California ranks dead last — 50th place — in the U-Haul Growth Index released today.

This is the sixth consecutive year California has finished in last place. California imposes the highest top state income tax rate in the nation at 13.3 percent.

As noted by the company, the U-Haul Growth Index “ranks states by their net gain (or loss) of customers who rented a one-way truck, trailer or U-Box moving containers in one state and dropped off their equipment in another state.”

California appears determined to keep its 50th place ranking far into the future as it considers a confiscatory “one-time billionaire wealth tax” which will prove to be neither one-time nor limited to billionaires.

Regarding California’s sixth consecutive year of finishing dead last, Americans for Tax Reform president Grover Norquist said: “No state is without value. Some serve as bad examples.”

The index shows Americans continue to move away from high-tax states in favor of low-tax and no-income-tax states.

Three of the top four states attracting movers have no personal income tax: Texas, Florida, and Tennessee.

The ten best ranked states in the index have significantly lower personal income tax rates than the index’s ten worst ranked states:

3.5 percent: Average top state personal income tax rate of the 10 best ranked states.

7.2 percent: Average top state personal income tax rate of the 10 worst ranked states.

Taxes matter: As a group, the 10 worst ranked states impose a top personal income tax rate more than twice as high as the 10 best ranked states.

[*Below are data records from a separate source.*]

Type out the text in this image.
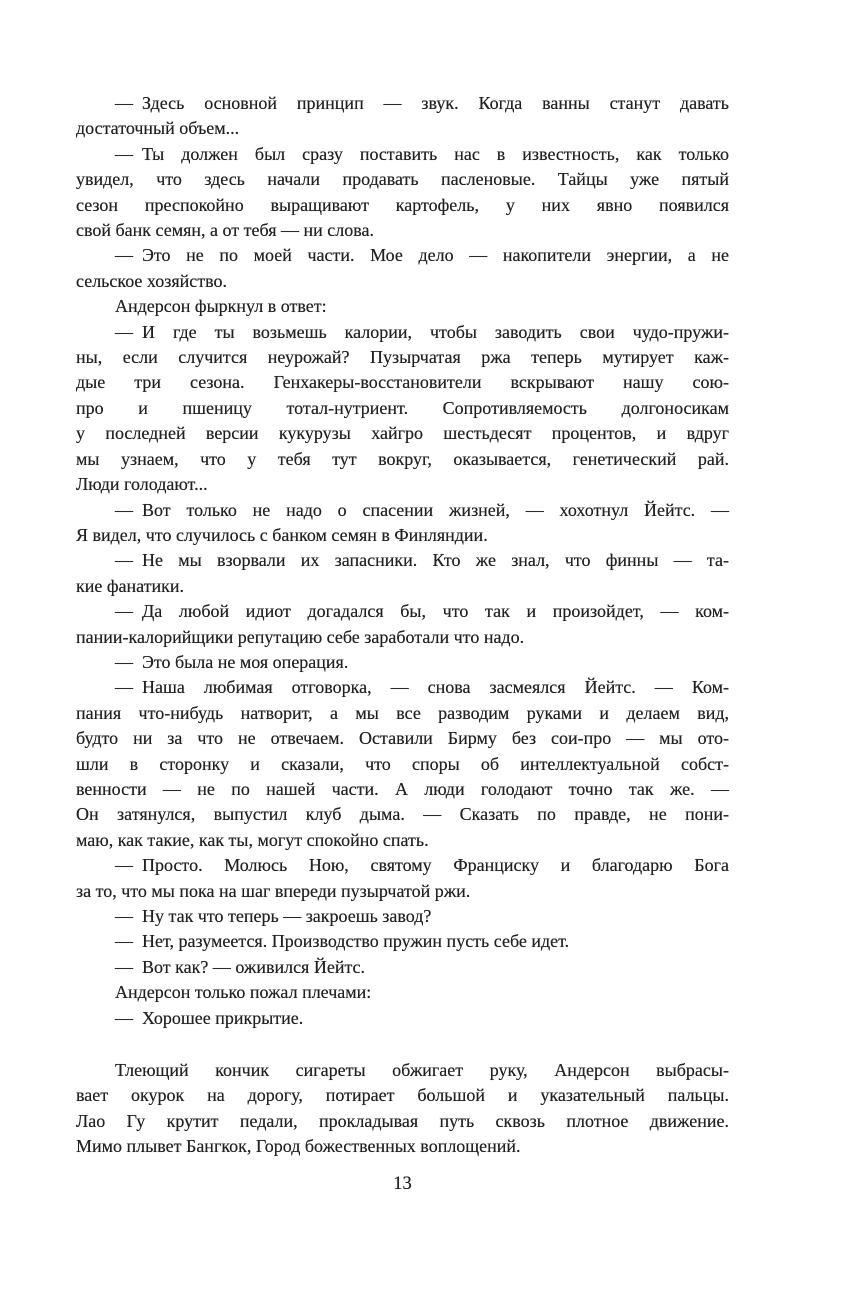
— Здесь основной принцип — звук. Когда ванны станут давать
достаточный объем...
— Ты должен был сразу поставить нас в известность, как только
увидел, что здесь начали продавать пасленовые. Тайцы уже пятый
сезон преспокойно выращивают картофель, у них явно появился
свой банк семян, а от тебя — ни слова.
— Это не по моей части. Мое дело — накопители энергии, а не
сельское хозяйство.
Андерсон фыркнул в ответ:
— И где ты возьмешь калории, чтобы заводить свои чудо-пружи-
ны, если случится неурожай? Пузырчатая ржа теперь мутирует каж-
дые три сезона. Генхакеры-восстановители вскрывают нашу сою-
про и пшеницу тотал-нутриент. Сопротивляемость долгоносикам
у последней версии кукурузы хайгро шестьдесят процентов, и вдруг
мы узнаем, что у тебя тут вокруг, оказывается, генетический рай.
Люди голодают...
— Вот только не надо о спасении жизней, — хохотнул Йейтс. —
Я видел, что случилось с банком семян в Финляндии.
— Не мы взорвали их запасники. Кто же знал, что финны — та-
кие фанатики.
— Да любой идиот догадался бы, что так и произойдет, — ком-
пании-калорийщики репутацию себе заработали что надо.
— Это была не моя операция.
— Наша любимая отговорка, — снова засмеялся Йейтс. — Ком-
пания что-нибудь натворит, а мы все разводим руками и делаем вид,
будто ни за что не отвечаем. Оставили Бирму без сои-про — мы ото-
шли в сторонку и сказали, что споры об интеллектуальной собст-
венности — не по нашей части. А люди голодают точно так же. —
Он затянулся, выпустил клуб дыма. — Сказать по правде, не пони-
маю, как такие, как ты, могут спокойно спать.
— Просто. Молюсь Ною, святому Франциску и благодарю Бога
за то, что мы пока на шаг впереди пузырчатой ржи.
— Ну так что теперь — закроешь завод?
— Нет, разумеется. Производство пружин пусть себе идет.
— Вот как? — оживился Йейтс.
Андерсон только пожал плечами:
— Хорошее прикрытие.
Тлеющий кончик сигареты обжигает руку, Андерсон выбрасы-
вает окурок на дорогу, потирает большой и указательный пальцы.
Лао Гу крутит педали, прокладывая путь сквозь плотное движение.
Мимо плывет Бангкок, Город божественных воплощений.
13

(See ATR’s state tax map here)

The 10 best ranked states in the U-Haul Growth Index are Texas, Florida, North Carolina, Tennessee, South Carolina, Washington, Arizona, Idaho, Alabama and Georgia.

The 10 worst ranked states in the U-Haul Growth Index are Michigan, Connecticut, Ohio, Pennsylvania, Maryland, New York, New Jersey, Illinois and California.

The U-Haul rankings also show states attracting residents tend to be those that protect a worker’s freedom to decide for themselves whether or not to join a union.

Among the top ten performing states on the U-Haul index, nine of them have a Right-to-Work law that protects workers from being forced to pay dues to union bosses as a condition of employment.

Among the bottom ten states on the U-Haul index, NONE of them has a right-to-work law. All are forced unionism states.

“The U-Haul annual report lets everyone see which states are failing and which are succeeding as judged by actual Americans,” said Grover Norquist, president of Americans for Tax Reform.